Wednesday, October 12, 2005

Back Up Flights for a Small Fee

Gridskipper reports that American Airlines has announced a sideline service that allows you to hedge your bet on booking a flight.


Flights: Airfare Backups
American Airlines is now offering an innaresting new sideline service. For a $25 fee, you may reserve another seat within three hours of any fare you've already purchased. This gives you the flexibility to depart earlier or later than originally planned without having to pay the higher change fees, and it also gives you leverage in case of flight cancellations or overbookings during high-traffic periods. Seems like a no-brainer in retrospect, and should provide a tidy little extra revenue stream for the airline.

I’m really trying to figure out who thought this was a good idea, and how it’s going to help travelers. Can it be that I’m the only one thinking this is going to exacerbate an already difficult situation?

The number of available fares on any one particular flight is already cumbersome and difficult to understand. Are you ever able to book that super low fare when you really want to travel? It seems like every person pays a different price for their ticket.

The information about the program said that the service is available on all fares, if there are eligible seats on the flight. So I guest the first question is just how many of these sideline fares are going to be available on any given flight?

And what is this going to do to the practice of overbooking? If you are reserving a seat on three different flights (the one you want to travel on, one three hours earlier, and one three hours later), you are taking at least two seats out of inventory that are never going to be used. Those are two seats that someone else could be purchasing at a reasonable cost. Now that the limited inventory is all that is available, the pricing goes up. The basic laws of supply and demand at work in the airline industry, but in this case, it’s an artificial inventory level.

And isn’t overbooking what leads to all the problems with getting on your originally scheduled flight during peak travel times anyway? So the airlines will charge you a little extra so that they can continue to cause problems for you anyway.

I know that airlines are looking at creative ways to increase their revenue without raising ticket prices. While being upfront and raising fares $5 or $10 may be difficult, at least it’s honest. This backdoor way of increasing ticket prices (by artificially decreasing inventory of low-priced seats) just seems dishonest.



3 comments:

Anonymous said...

You are right. This will certainly add to the problem of overbooking flights. I don't see any way around it. As a consumer though, it seems like I could book a discount fare on a non-peak flight and then purchase the $25 "hedge" to get a seat on a peak time flight. Hmmm...?

Fly Girl said...

As a consumer, IF you could book a discount fare and then hedge it to a peak time, it might seem like a good deal. BUT -- do you really think you are going to be able to do that? I'm thinking --- NO!
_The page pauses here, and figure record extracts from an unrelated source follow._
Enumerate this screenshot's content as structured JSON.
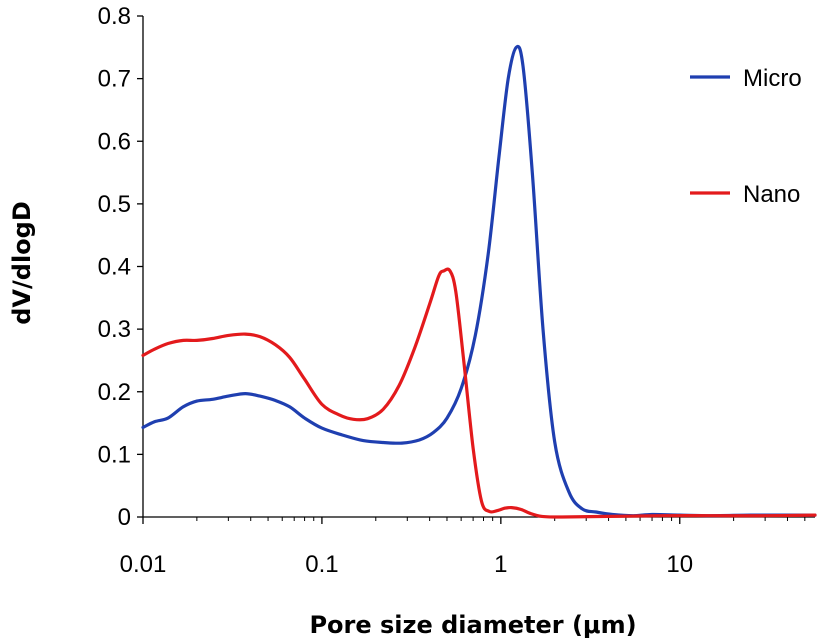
{
  "chart_data": {
    "type": "line",
    "title": "",
    "xlabel": "Pore size diameter (μm)",
    "ylabel": "dV/dlogD",
    "xscale": "log",
    "xlim": [
      0.01,
      57
    ],
    "ylim": [
      0,
      0.8
    ],
    "xticks": [
      0.01,
      0.1,
      1,
      10
    ],
    "xtick_labels": [
      "0.01",
      "0.1",
      "1",
      "10"
    ],
    "yticks": [
      0,
      0.1,
      0.2,
      0.3,
      0.4,
      0.5,
      0.6,
      0.7,
      0.8
    ],
    "ytick_labels": [
      "0",
      "0.1",
      "0.2",
      "0.3",
      "0.4",
      "0.5",
      "0.6",
      "0.7",
      "0.8"
    ],
    "grid": false,
    "legend_position": "top-right",
    "series": [
      {
        "name": "Micro",
        "color": "#1f3fb0",
        "points": [
          [
            0.01,
            0.143
          ],
          [
            0.0116,
            0.152
          ],
          [
            0.0138,
            0.158
          ],
          [
            0.0168,
            0.176
          ],
          [
            0.02,
            0.185
          ],
          [
            0.0245,
            0.188
          ],
          [
            0.03,
            0.193
          ],
          [
            0.0373,
            0.197
          ],
          [
            0.045,
            0.193
          ],
          [
            0.055,
            0.186
          ],
          [
            0.066,
            0.176
          ],
          [
            0.08,
            0.158
          ],
          [
            0.1,
            0.142
          ],
          [
            0.13,
            0.131
          ],
          [
            0.17,
            0.122
          ],
          [
            0.22,
            0.119
          ],
          [
            0.28,
            0.118
          ],
          [
            0.35,
            0.123
          ],
          [
            0.42,
            0.135
          ],
          [
            0.5,
            0.158
          ],
          [
            0.6,
            0.205
          ],
          [
            0.72,
            0.29
          ],
          [
            0.85,
            0.42
          ],
          [
            0.98,
            0.58
          ],
          [
            1.1,
            0.7
          ],
          [
            1.22,
            0.75
          ],
          [
            1.33,
            0.72
          ],
          [
            1.5,
            0.55
          ],
          [
            1.72,
            0.3
          ],
          [
            2.0,
            0.12
          ],
          [
            2.4,
            0.04
          ],
          [
            2.85,
            0.013
          ],
          [
            3.4,
            0.008
          ],
          [
            4.2,
            0.004
          ],
          [
            5.5,
            0.002
          ],
          [
            7,
            0.004
          ],
          [
            10,
            0.003
          ],
          [
            15,
            0.002
          ],
          [
            25,
            0.003
          ],
          [
            40,
            0.003
          ],
          [
            57,
            0.003
          ]
        ]
      },
      {
        "name": "Nano",
        "color": "#e31a1c",
        "points": [
          [
            0.01,
            0.258
          ],
          [
            0.0116,
            0.268
          ],
          [
            0.0138,
            0.277
          ],
          [
            0.0168,
            0.282
          ],
          [
            0.02,
            0.282
          ],
          [
            0.0245,
            0.285
          ],
          [
            0.03,
            0.29
          ],
          [
            0.0373,
            0.292
          ],
          [
            0.045,
            0.288
          ],
          [
            0.055,
            0.275
          ],
          [
            0.066,
            0.255
          ],
          [
            0.08,
            0.22
          ],
          [
            0.1,
            0.18
          ],
          [
            0.125,
            0.163
          ],
          [
            0.15,
            0.156
          ],
          [
            0.18,
            0.157
          ],
          [
            0.22,
            0.172
          ],
          [
            0.27,
            0.21
          ],
          [
            0.33,
            0.27
          ],
          [
            0.4,
            0.34
          ],
          [
            0.45,
            0.385
          ],
          [
            0.48,
            0.393
          ],
          [
            0.52,
            0.393
          ],
          [
            0.56,
            0.36
          ],
          [
            0.62,
            0.25
          ],
          [
            0.7,
            0.11
          ],
          [
            0.78,
            0.025
          ],
          [
            0.86,
            0.009
          ],
          [
            0.95,
            0.01
          ],
          [
            1.05,
            0.014
          ],
          [
            1.15,
            0.015
          ],
          [
            1.3,
            0.012
          ],
          [
            1.45,
            0.006
          ],
          [
            1.7,
            0.001
          ],
          [
            2.2,
            0.0
          ],
          [
            4,
            0.001
          ],
          [
            8,
            0.002
          ],
          [
            15,
            0.002
          ],
          [
            30,
            0.002
          ],
          [
            57,
            0.003
          ]
        ]
      }
    ]
  }
}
What I see happening is there being lots of hedge seats available on lesser booked flights as a way of moving travelers onto those flights.

While that might not necessarily be bad, it just seems this whole approach is to see you nothing for something.

Why not just run the airline on a solid business model.

Anonymous said...

Geeze! That sounds like every (airline employee) commuter's nightmare! Even if the flight looks open, it could fill up :P

I think american carriers should just dump the advance purchase, Sat. night stay and other pricing bullsh*t and adopt an LLC fare structure like Air Canada did.